KOMPAS.com – Banyak data yang melaporkan bahwa orang-orang yang stres di tempat kerja cenderung obesitas. Namun, seberapa besar hubungan stres pekerjaan yang memicu berat badan seseorang naik? Dan apakah jika kita tidak stres maka kita bisa kurus?

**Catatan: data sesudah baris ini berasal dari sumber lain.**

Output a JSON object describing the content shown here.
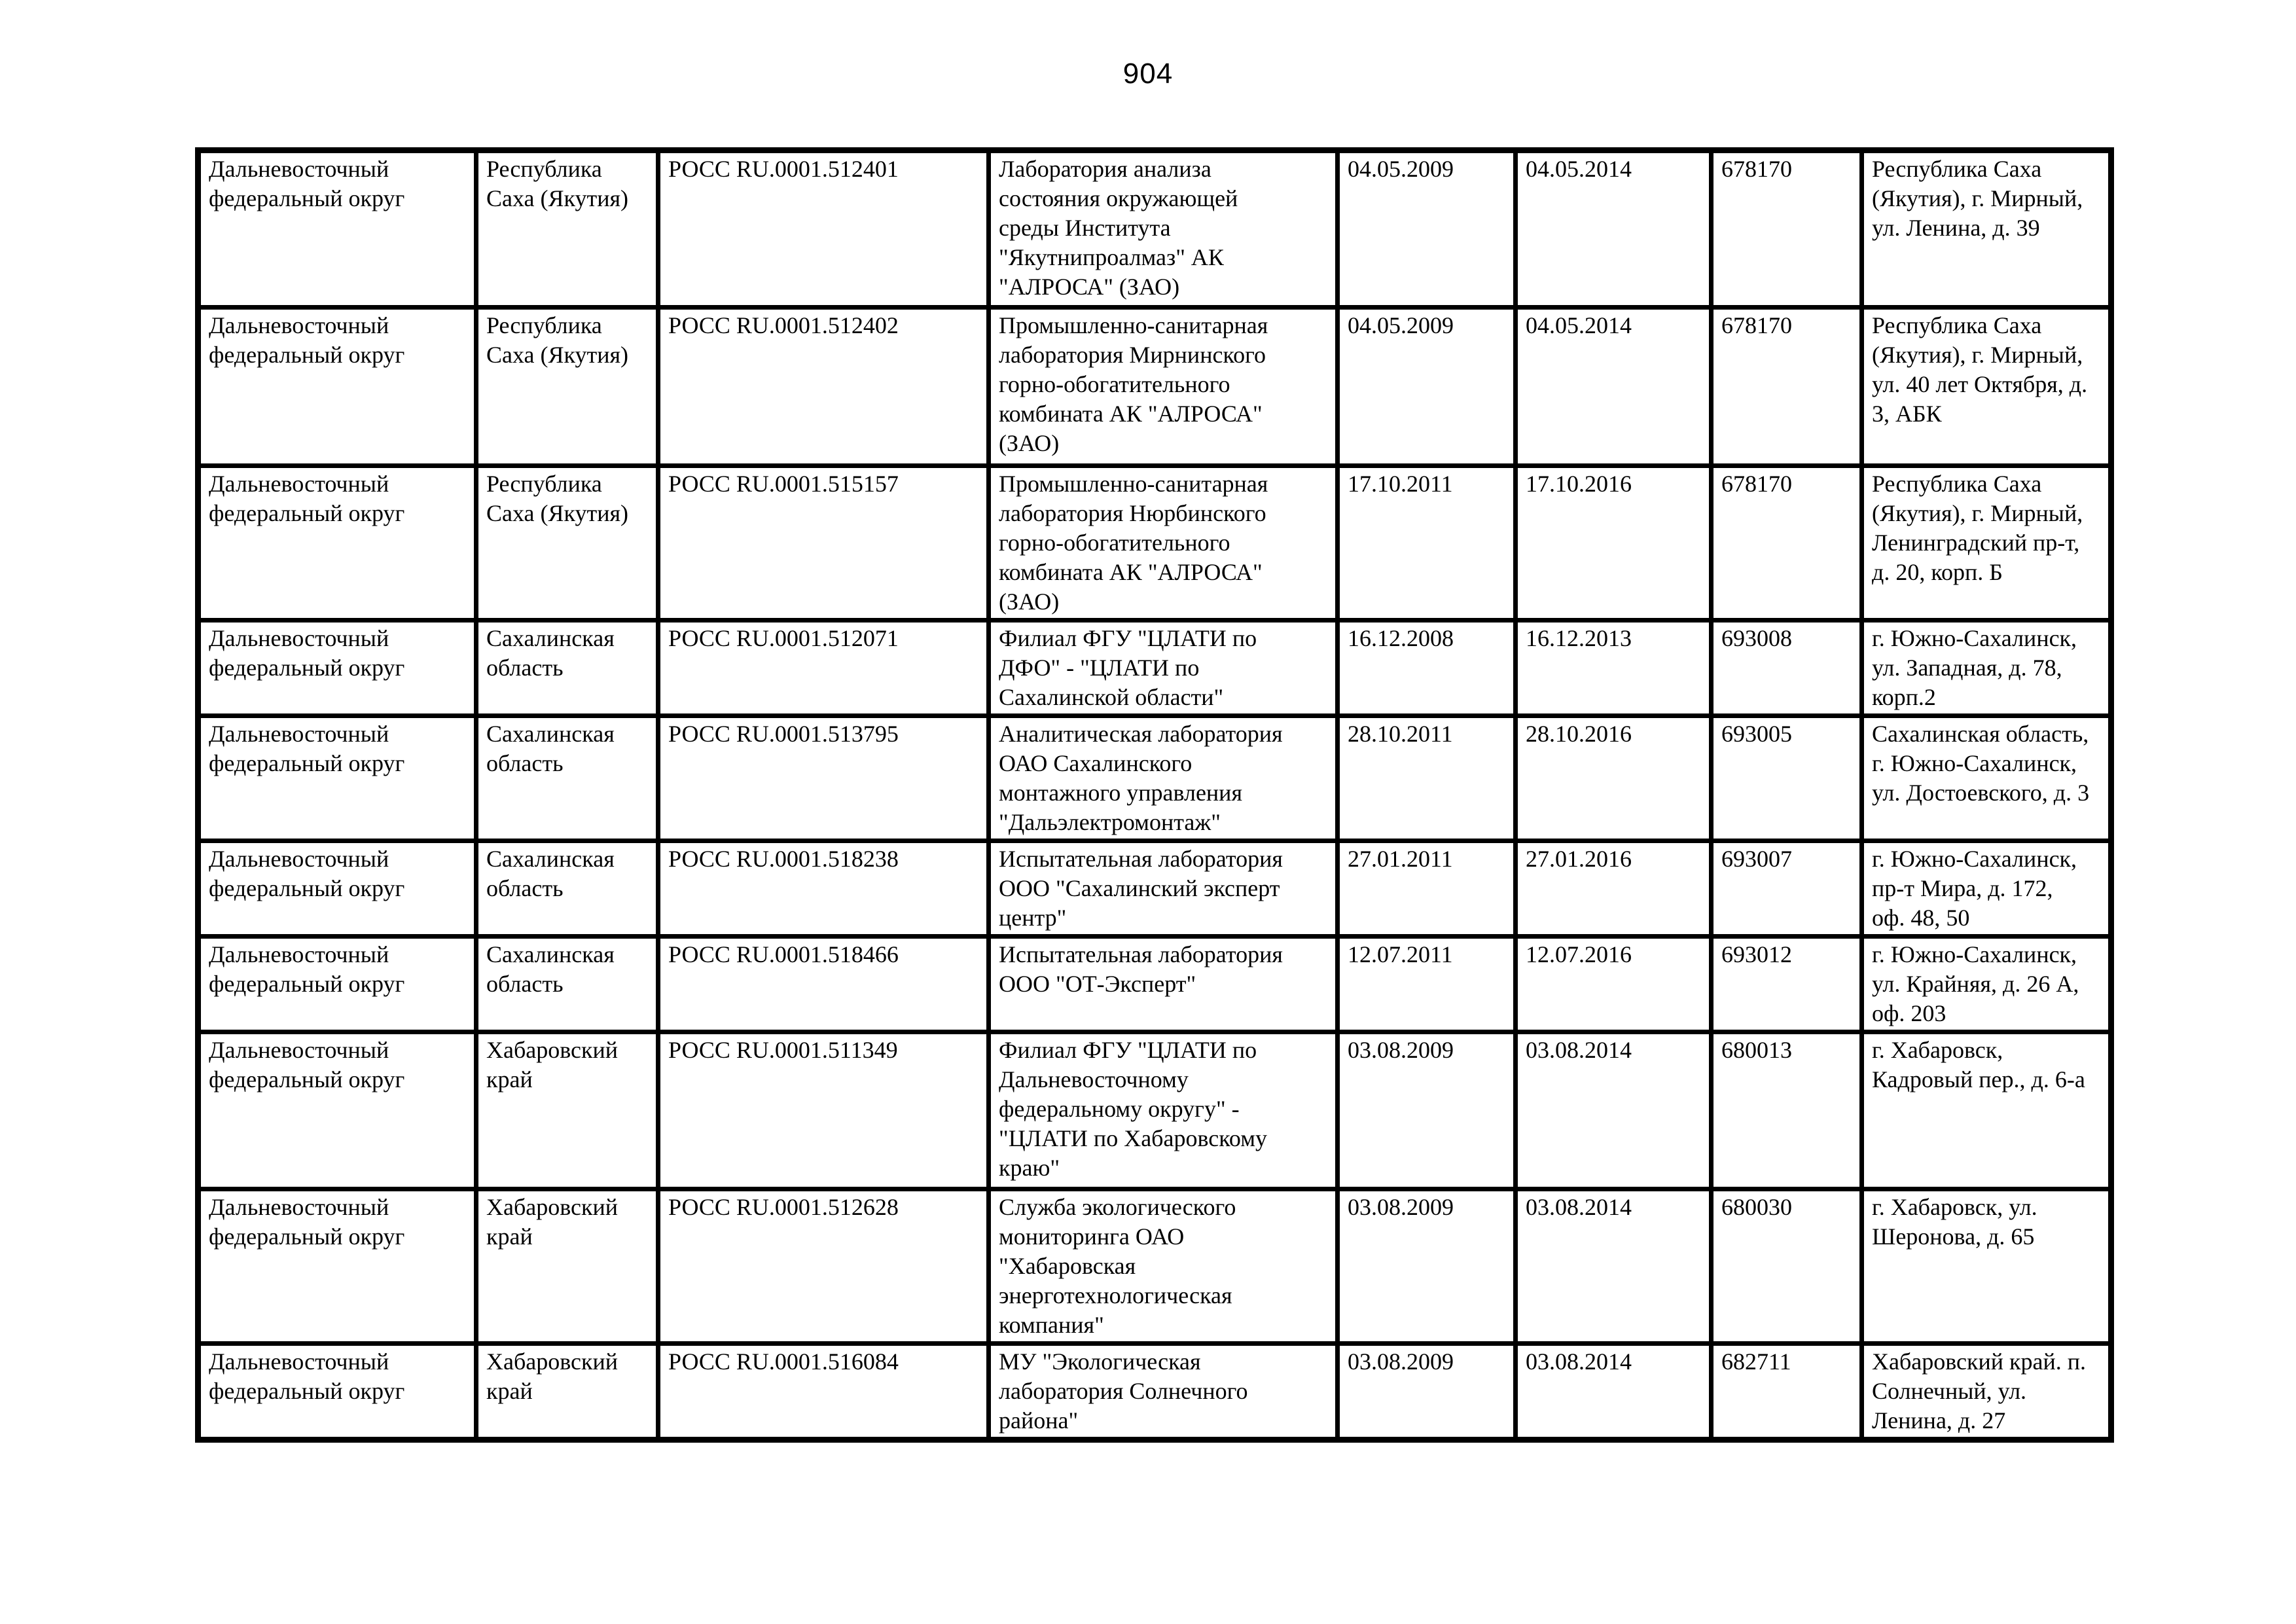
{
  "page": {
    "number": "904"
  },
  "table": {
    "rows": [
      {
        "district": "Дальневосточный федеральный округ",
        "region": "Республика Саха (Якутия)",
        "code": "РОСС RU.0001.512401",
        "laboratory": "Лаборатория анализа состояния окружающей среды Института \"Якутнипроалмаз\" АК \"АЛРОСА\" (ЗАО)",
        "valid_from": "04.05.2009",
        "valid_to": "04.05.2014",
        "postal_code": "678170",
        "address": "Республика Саха (Якутия), г. Мирный, ул. Ленина, д. 39"
      },
      {
        "district": "Дальневосточный федеральный округ",
        "region": "Республика Саха (Якутия)",
        "code": "РОСС RU.0001.512402",
        "laboratory": "Промышленно-санитарная лаборатория Мирнинского горно-обогатительного комбината АК \"АЛРОСА\" (ЗАО)",
        "valid_from": "04.05.2009",
        "valid_to": "04.05.2014",
        "postal_code": "678170",
        "address": "Республика Саха (Якутия), г. Мирный, ул. 40 лет Октября, д. 3, АБК"
      },
      {
        "district": "Дальневосточный федеральный округ",
        "region": "Республика Саха (Якутия)",
        "code": "РОСС RU.0001.515157",
        "laboratory": "Промышленно-санитарная лаборатория Нюрбинского горно-обогатительного комбината АК \"АЛРОСА\" (ЗАО)",
        "valid_from": "17.10.2011",
        "valid_to": "17.10.2016",
        "postal_code": "678170",
        "address": "Республика Саха (Якутия), г. Мирный, Ленинградский пр-т, д. 20, корп. Б"
      },
      {
        "district": "Дальневосточный федеральный округ",
        "region": "Сахалинская область",
        "code": "РОСС RU.0001.512071",
        "laboratory": "Филиал ФГУ \"ЦЛАТИ по ДФО\" - \"ЦЛАТИ по Сахалинской области\"",
        "valid_from": "16.12.2008",
        "valid_to": "16.12.2013",
        "postal_code": "693008",
        "address": "г. Южно-Сахалинск, ул. Западная, д. 78, корп.2"
      },
      {
        "district": "Дальневосточный федеральный округ",
        "region": "Сахалинская область",
        "code": "РОСС RU.0001.513795",
        "laboratory": "Аналитическая лаборатория ОАО Сахалинского монтажного управления \"Дальэлектромонтаж\"",
        "valid_from": "28.10.2011",
        "valid_to": "28.10.2016",
        "postal_code": "693005",
        "address": "Сахалинская область, г. Южно-Сахалинск, ул. Достоевского, д. 3"
      },
      {
        "district": "Дальневосточный федеральный округ",
        "region": "Сахалинская область",
        "code": "РОСС RU.0001.518238",
        "laboratory": "Испытательная лаборатория ООО \"Сахалинский эксперт центр\"",
        "valid_from": "27.01.2011",
        "valid_to": "27.01.2016",
        "postal_code": "693007",
        "address": "г. Южно-Сахалинск, пр-т Мира, д. 172, оф. 48, 50"
      },
      {
        "district": "Дальневосточный федеральный округ",
        "region": "Сахалинская область",
        "code": "РОСС RU.0001.518466",
        "laboratory": "Испытательная лаборатория ООО \"ОТ-Эксперт\"",
        "valid_from": "12.07.2011",
        "valid_to": "12.07.2016",
        "postal_code": "693012",
        "address": "г. Южно-Сахалинск, ул. Крайняя, д. 26 А, оф. 203"
      },
      {
        "district": "Дальневосточный федеральный округ",
        "region": "Хабаровский край",
        "code": "РОСС RU.0001.511349",
        "laboratory": "Филиал ФГУ \"ЦЛАТИ по Дальневосточному федеральному округу\" - \"ЦЛАТИ по Хабаровскому краю\"",
        "valid_from": "03.08.2009",
        "valid_to": "03.08.2014",
        "postal_code": "680013",
        "address": "г. Хабаровск, Кадровый пер., д. 6-а"
      },
      {
        "district": "Дальневосточный федеральный округ",
        "region": "Хабаровский край",
        "code": "РОСС RU.0001.512628",
        "laboratory": "Служба экологического мониторинга ОАО \"Хабаровская энерготехнологическая компания\"",
        "valid_from": "03.08.2009",
        "valid_to": "03.08.2014",
        "postal_code": "680030",
        "address": "г. Хабаровск, ул. Шеронова, д. 65"
      },
      {
        "district": "Дальневосточный федеральный округ",
        "region": "Хабаровский край",
        "code": "РОСС RU.0001.516084",
        "laboratory": "МУ \"Экологическая лаборатория Солнечного района\"",
        "valid_from": "03.08.2009",
        "valid_to": "03.08.2014",
        "postal_code": "682711",
        "address": "Хабаровский край. п. Солнечный, ул. Ленина, д. 27"
      }
    ]
  }
}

Untuk membuktikan hal tersebut, sekelompok peneliti Eropa menganalisis delapan studi yang melibatkan 6000 pekerja yang stres di kantornya serta mengukur berat badan mereka. Penelitian yang dipublikasikan pada International Journal of Obesity ini mengatakan stres pekerjaan tidak terlalu berpengaruh pada kegemukan. Jadi, jangan salahkan pekerjaan jika berat badan kita naik.

Para peneliti tidak menemukan adanya hubungan antara stres pekerjaan dengan obesitas. Untuk memperkuat temuan itu, mereka juga melaporkan orang-orang yang mengalami pengurangan stres di tempat kerja ternyata tidak mengalami.

Kelompok yang tidak mengalami kegemukan adalah mereka yang sudah berpengalaman dan terbiasa menghadapi stres pekerjaan. Hal itu menunjukkan yang bisa menyebabkan obesitas mungkin perubahan tingkat stres pekerjaan.

Meskipun begitu, para peneliti mengakui tingkat seseorang dalam mendefiniskikan stres pekerjaan berbeda-beda. Untuk itu, penemuan ini cukup sulit untuk diinterpretasikan. Jangan salahkan stres pekerjaan dulu jika berat badan kita naik.

Masih belum jelas apakah orang-orang yang sedang stres jadi makan banyak untuk merespon kecemasan mereka dan apakah lingkungan kerja yang baik juga bermanfaat pada kesehatan sepenuhnya.